The other difficulty is that for a robot to be practical in this use case, it would need to be able to deal with the fact that there are hundreds of cables around. Because they are fragile, and any significant bend in the cable can introduce optical loss, you don't want to just willy-nilly go plugging cables in and not worrying about how they lie.

Oh, and, probably the hardest thing for this type of robot to deal with would be the fact that the cables were not all equivalent. Our rig had an infrared light source on it that powered the whole shebang. Each light source had something like 8 output ports that were very, very bright. I don't remember exactly how much power they put out, but, in spite of not being coherent sources, they were very bright on the IR test cards we used to check and see if things were lit up. Each output port from the light source went into a custom splitter we made that gave us hundreds of light rays that were each just a few percent as bright as the original 8 output ports.

Each of these light rays traveled down a single cable, and we had the capability to turn them on and off individually through some clever optics.
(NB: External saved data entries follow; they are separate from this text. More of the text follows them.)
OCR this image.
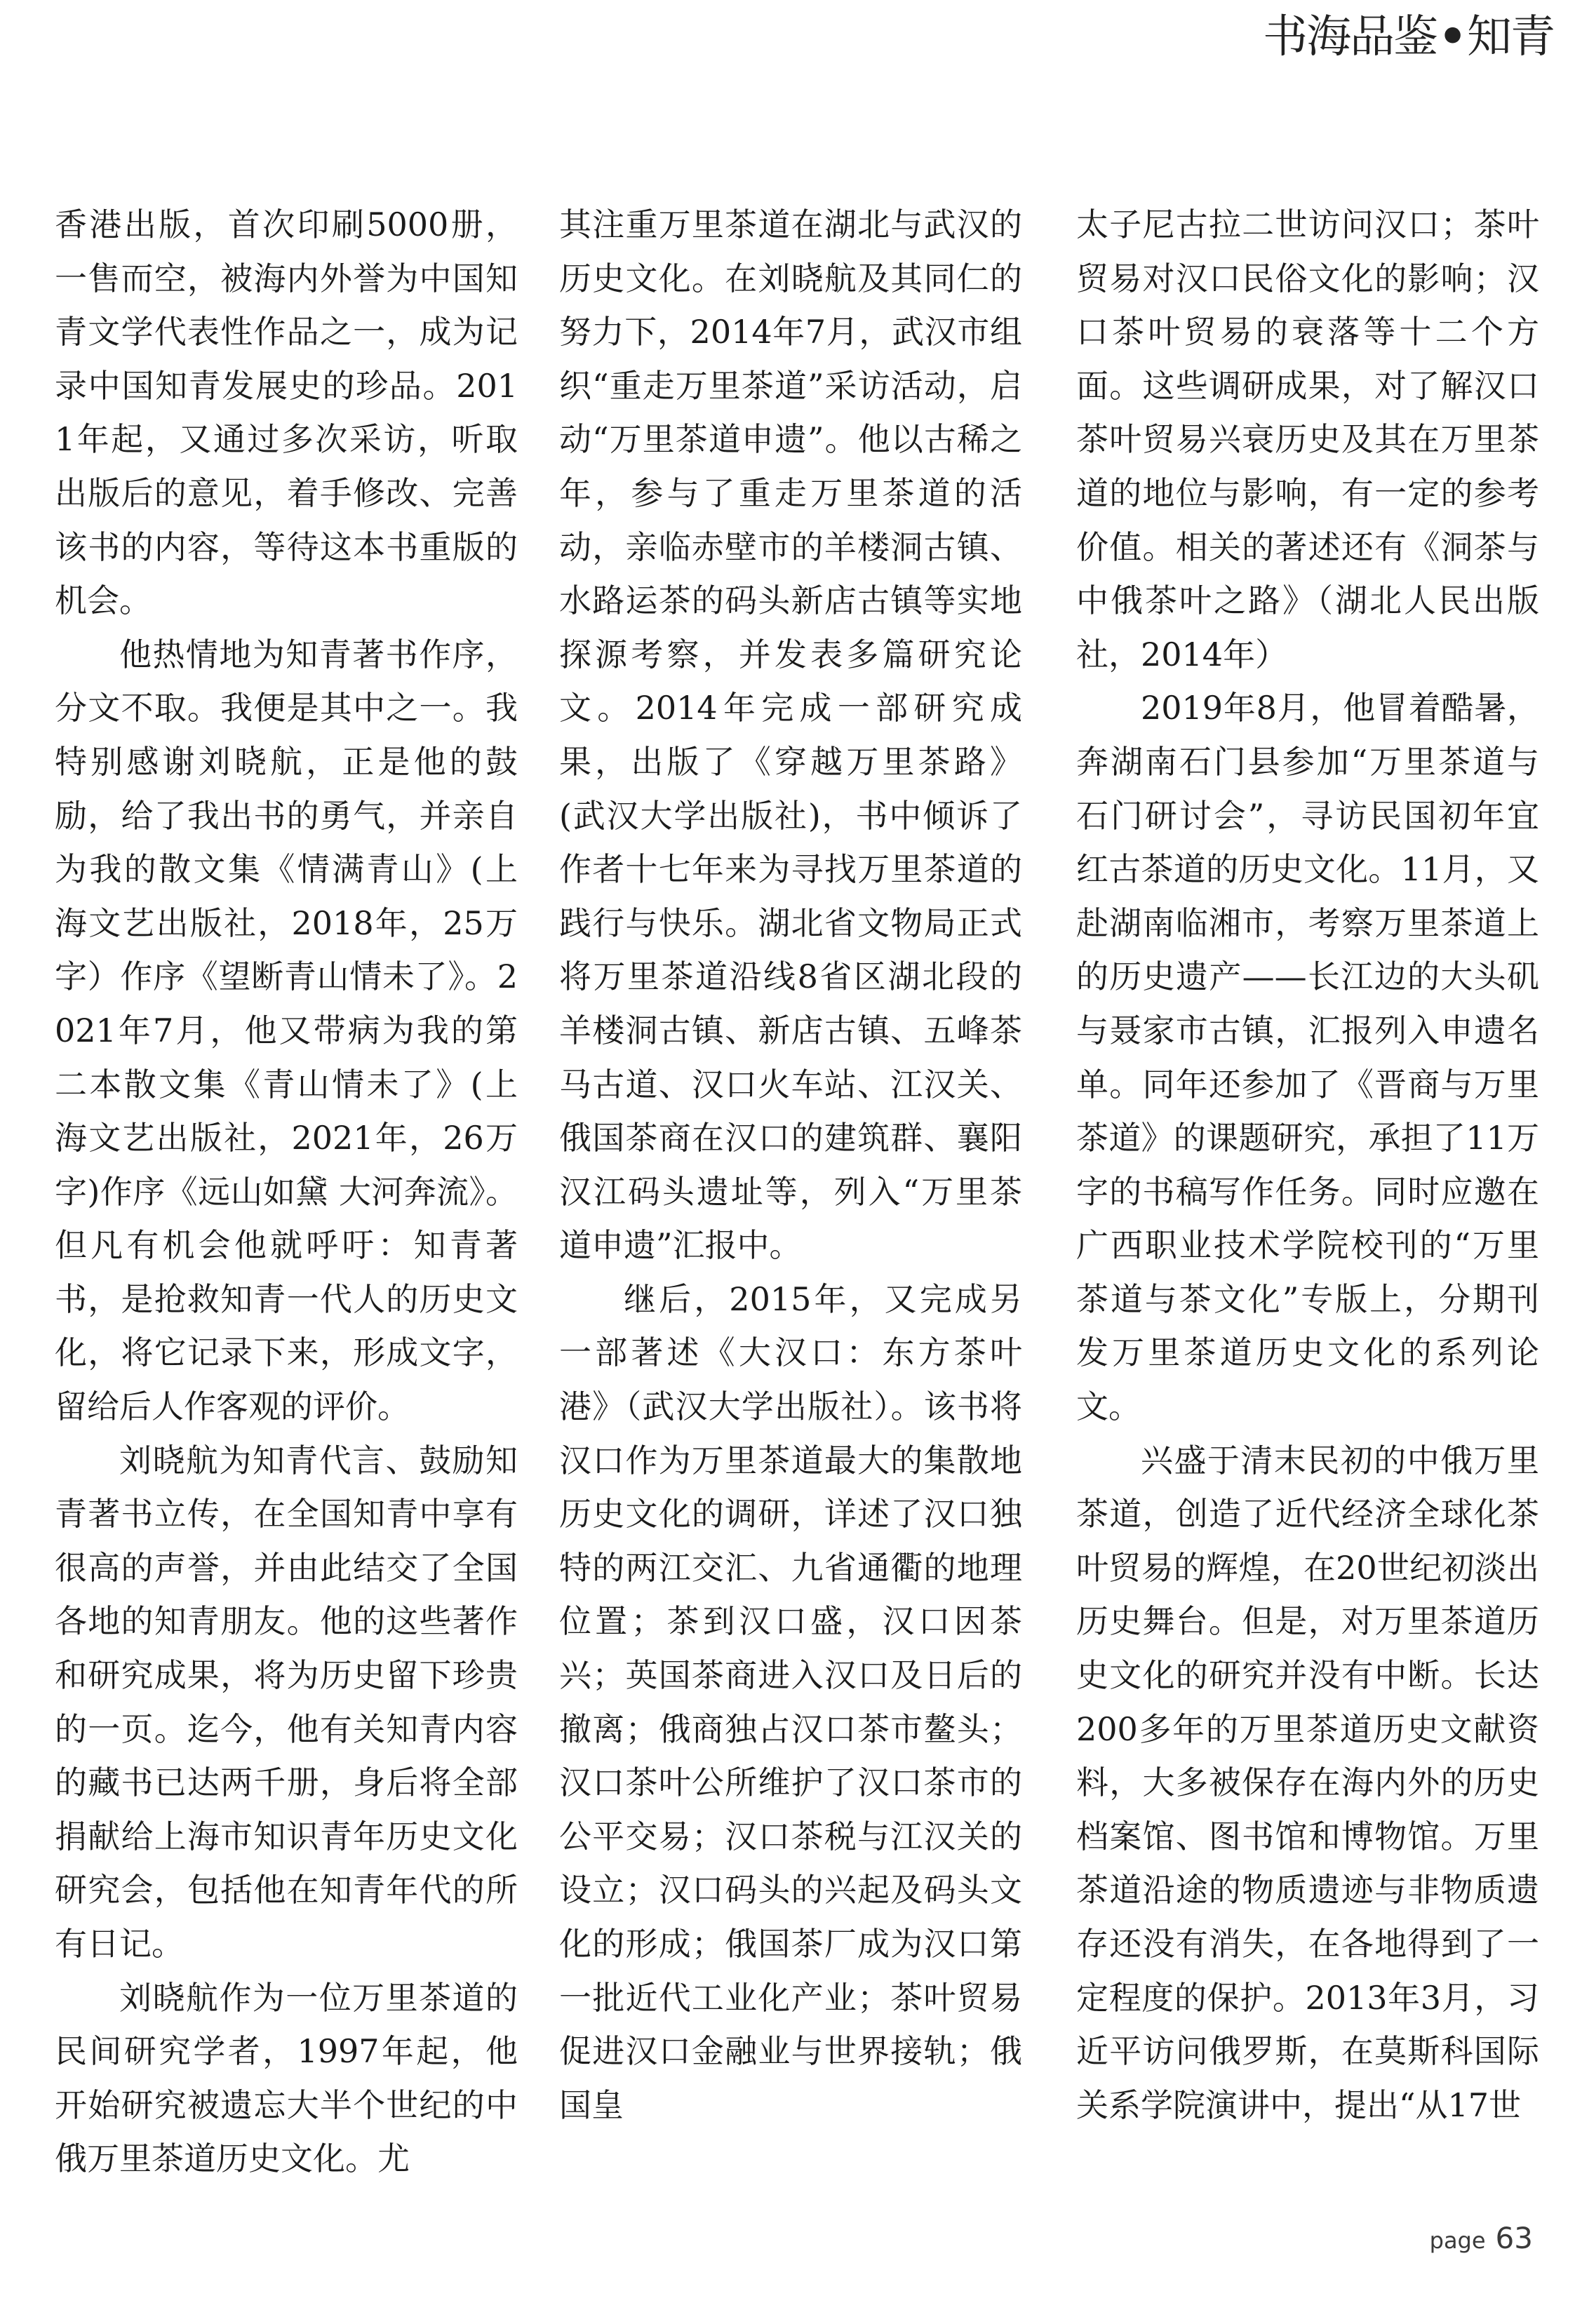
书海品鉴•知青

香港出版，首次印刷5000册，一售而空，被海内外誉为中国知青文学代表性作品之一，成为记录中国知青发展史的珍品。2011年起，又通过多次采访，听取出版后的意见，着手修改、完善该书的内容，等待这本书重版的机会。

他热情地为知青著书作序，分文不取。我便是其中之一。我特别感谢刘晓航，正是他的鼓励，给了我出书的勇气，并亲自为我的散文集《情满青山》(上海文艺出版社，2018年，25万字）作序《望断青山情未了》。2021年7月，他又带病为我的第二本散文集《青山情未了》(上海文艺出版社，2021年，26万字)作序《远山如黛 大河奔流》。但凡有机会他就呼吁：知青著书，是抢救知青一代人的历史文化，将它记录下来，形成文字，留给后人作客观的评价。

刘晓航为知青代言、鼓励知青著书立传，在全国知青中享有很高的声誉，并由此结交了全国各地的知青朋友。他的这些著作和研究成果，将为历史留下珍贵的一页。迄今，他有关知青内容的藏书已达两千册，身后将全部捐献给上海市知识青年历史文化研究会，包括他在知青年代的所有日记。

刘晓航作为一位万里茶道的民间研究学者，1997年起，他开始研究被遗忘大半个世纪的中俄万里茶道历史文化。尤

其注重万里茶道在湖北与武汉的历史文化。在刘晓航及其同仁的努力下，2014年7月，武汉市组织“重走万里茶道”采访活动，启动“万里茶道申遗”。他以古稀之年，参与了重走万里茶道的活动，亲临赤壁市的羊楼洞古镇、水路运茶的码头新店古镇等实地探源考察，并发表多篇研究论文。2014年完成一部研究成果，出版了《穿越万里茶路》(武汉大学出版社)，书中倾诉了作者十七年来为寻找万里茶道的践行与快乐。湖北省文物局正式将万里茶道沿线8省区湖北段的羊楼洞古镇、新店古镇、五峰茶马古道、汉口火车站、江汉关、俄国茶商在汉口的建筑群、襄阳汉江码头遗址等，列入“万里茶道申遗”汇报中。

继后，2015年，又完成另一部著述《大汉口：东方茶叶港》（武汉大学出版社）。该书将汉口作为万里茶道最大的集散地历史文化的调研，详述了汉口独特的两江交汇、九省通衢的地理位置；茶到汉口盛，汉口因茶兴；英国茶商进入汉口及日后的撤离；俄商独占汉口茶市鳌头；汉口茶叶公所维护了汉口茶市的公平交易；汉口茶税与江汉关的设立；汉口码头的兴起及码头文化的形成；俄国茶厂成为汉口第一批近代工业化产业；茶叶贸易促进汉口金融业与世界接轨；俄国皇

太子尼古拉二世访问汉口；茶叶贸易对汉口民俗文化的影响；汉口茶叶贸易的衰落等十二个方面。这些调研成果，对了解汉口茶叶贸易兴衰历史及其在万里茶道的地位与影响，有一定的参考价值。相关的著述还有《洞茶与中俄茶叶之路》（湖北人民出版社，2014年）

2019年8月，他冒着酷暑，奔湖南石门县参加“万里茶道与石门研讨会”，寻访民国初年宜红古茶道的历史文化。11月，又赴湖南临湘市，考察万里茶道上的历史遗产——长江边的大头矶与聂家市古镇，汇报列入申遗名单。同年还参加了《晋商与万里茶道》的课题研究，承担了11万字的书稿写作任务。同时应邀在广西职业技术学院校刊的“万里茶道与茶文化”专版上，分期刊发万里茶道历史文化的系列论文。

兴盛于清末民初的中俄万里茶道，创造了近代经济全球化茶叶贸易的辉煌，在20世纪初淡出历史舞台。但是，对万里茶道历史文化的研究并没有中断。长达200多年的万里茶道历史文献资料，大多被保存在海内外的历史档案馆、图书馆和博物馆。万里茶道沿途的物质遗迹与非物质遗存还没有消失，在各地得到了一定程度的保护。2013年3月，习近平访问俄罗斯，在莫斯科国际关系学院演讲中，提出“从17世

page 63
That meant we could literally light up one out of the several hundred cables, send that light through the switch, and then measure where we expected those photons to come out.

We needed that capability for several of our tests. This meant that the individual cables were not interchangeable! They were, in fact, labeled, as were the input ports on the switch, so we knew we could plug, say, light source cable 57 into input port 57 on the switch, and then look to see where the light would come out, and how bright it was.
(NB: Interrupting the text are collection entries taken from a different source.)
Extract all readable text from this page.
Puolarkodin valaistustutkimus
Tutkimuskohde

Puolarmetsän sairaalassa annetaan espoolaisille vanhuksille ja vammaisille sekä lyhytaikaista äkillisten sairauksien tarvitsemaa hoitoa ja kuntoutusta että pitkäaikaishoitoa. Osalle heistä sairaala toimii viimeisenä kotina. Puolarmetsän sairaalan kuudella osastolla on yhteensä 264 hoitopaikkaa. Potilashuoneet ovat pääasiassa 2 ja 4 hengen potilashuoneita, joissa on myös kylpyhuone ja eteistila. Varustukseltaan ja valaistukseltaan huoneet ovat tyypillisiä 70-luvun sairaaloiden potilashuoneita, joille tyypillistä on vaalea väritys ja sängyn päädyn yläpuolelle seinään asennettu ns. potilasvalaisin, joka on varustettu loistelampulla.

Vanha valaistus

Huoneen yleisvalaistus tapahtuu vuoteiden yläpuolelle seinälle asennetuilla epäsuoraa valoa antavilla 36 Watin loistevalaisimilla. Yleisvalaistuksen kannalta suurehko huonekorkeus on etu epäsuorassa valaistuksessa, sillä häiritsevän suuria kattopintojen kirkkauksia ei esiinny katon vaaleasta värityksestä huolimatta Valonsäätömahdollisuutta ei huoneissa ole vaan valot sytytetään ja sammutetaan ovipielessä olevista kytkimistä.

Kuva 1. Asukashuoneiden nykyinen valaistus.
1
Because they are optical cables, they need to be cleaned of dust before they are plugged in, as well. The whole setup was in a room with HEPA air filtration that approximated a clean room, so there was not much dust, but there was certainly some. If a speck got on one of the connectors, it could really screw up our optical loss measurements.

Because of these difficulties, even if a robot were available that could handle a small number of copper wire cables, I suspect such a device could not deal with fiber optic cable. As a result, our solution was to have interns do the job of connecting and disconnecting the switches from the test/calibration rigs, and avoid disconnecting them for as long as was practical. This is why our rig was both a calibrator and a tester.
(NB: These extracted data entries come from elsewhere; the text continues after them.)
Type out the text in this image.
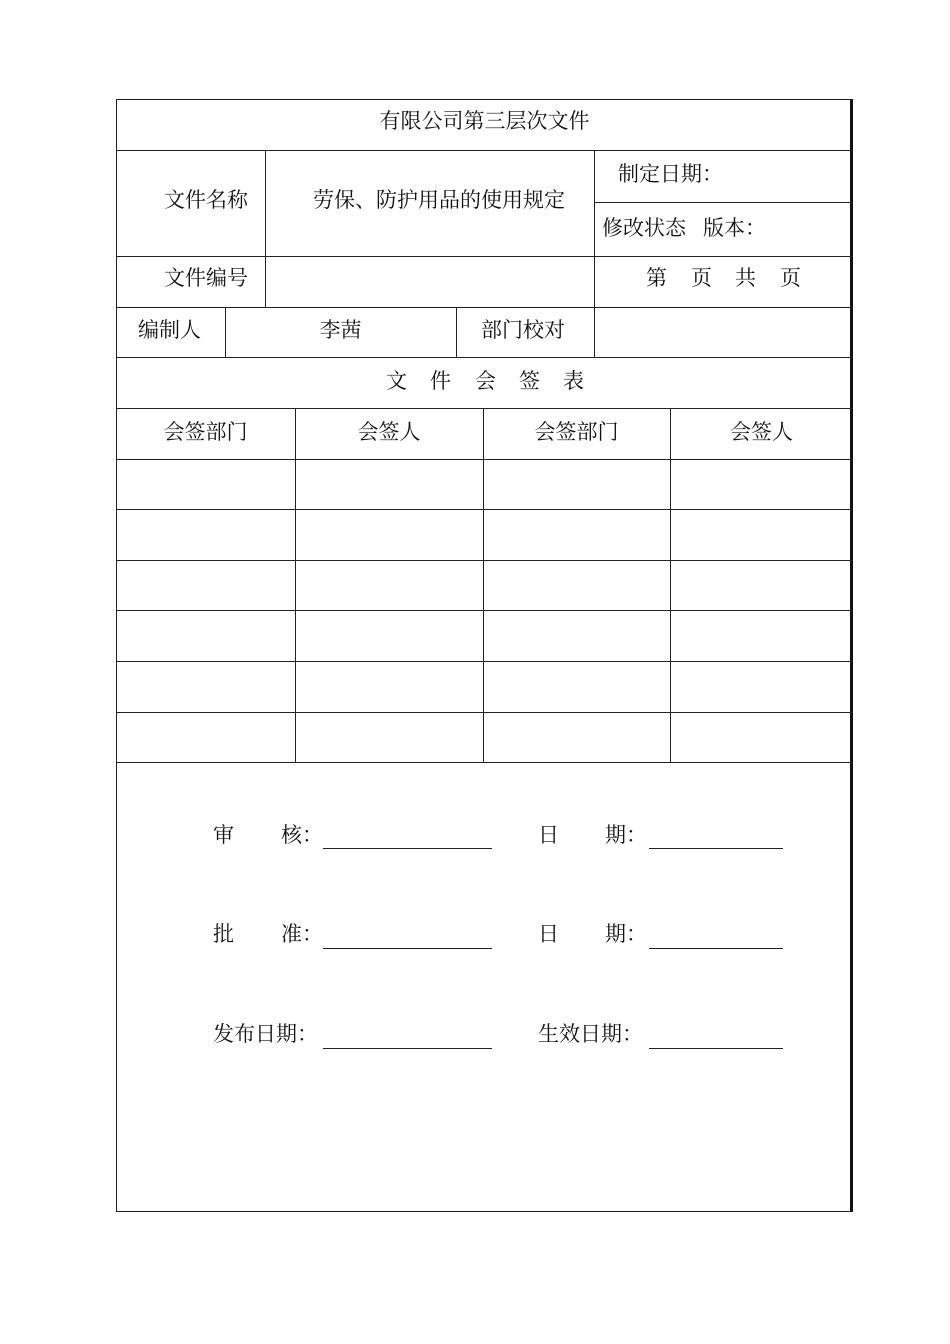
有限公司第三层次文件
文件名称	劳保、防护用品的使用规定
制定日期：
修改状态 版本：
文件编号	第 页 共 页
编制人	李茜	部门校对
文 件 会 签 表
会签部门	会签人	会签部门	会签人
审 核：	日 期：
批 准：	日 期：
发布日期：	生效日期：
If you think about how long this would take to accomplish, consider that cleaning the connector might take ~1 second, and plugging it in to the right might also take ~1 second. Multiply that by 100, and you get 3 minutes per 100 cables. As I mentioned, these beastly machines had several hundred ports. And, besides plugging the light sources into the switch inputs, we had to plug in output cables that lead to an optical power meter on the rig. All in all, around 750 cables would need to be cleaned and plugged in in order to hook the switch up to the rig. 3 minutes / 100 cables * 750 cables is about 21 minutes, which would be about the theoretical minimum amount of time it would take to prep the switch for testing. In practice, it took anywhere between about 30 minutes to an hour. Unplugging the switch from the rig took about half that. So, that's about 45-90 minutes involved in total, just to hook the switch up to the machine we used for testing and calibration!

Unfortunately, it meant that we were employing people to do this for a large portion of their day. We were near a university with a decent math department, and, for some reason, the person who hired interns there really liked to employ math majors. So, we had 2 or 3 college math majors we employed in large part to plug cables in and unplug them when we were done.

I think it is fair to say that particular job will probably not be automated away any time soon.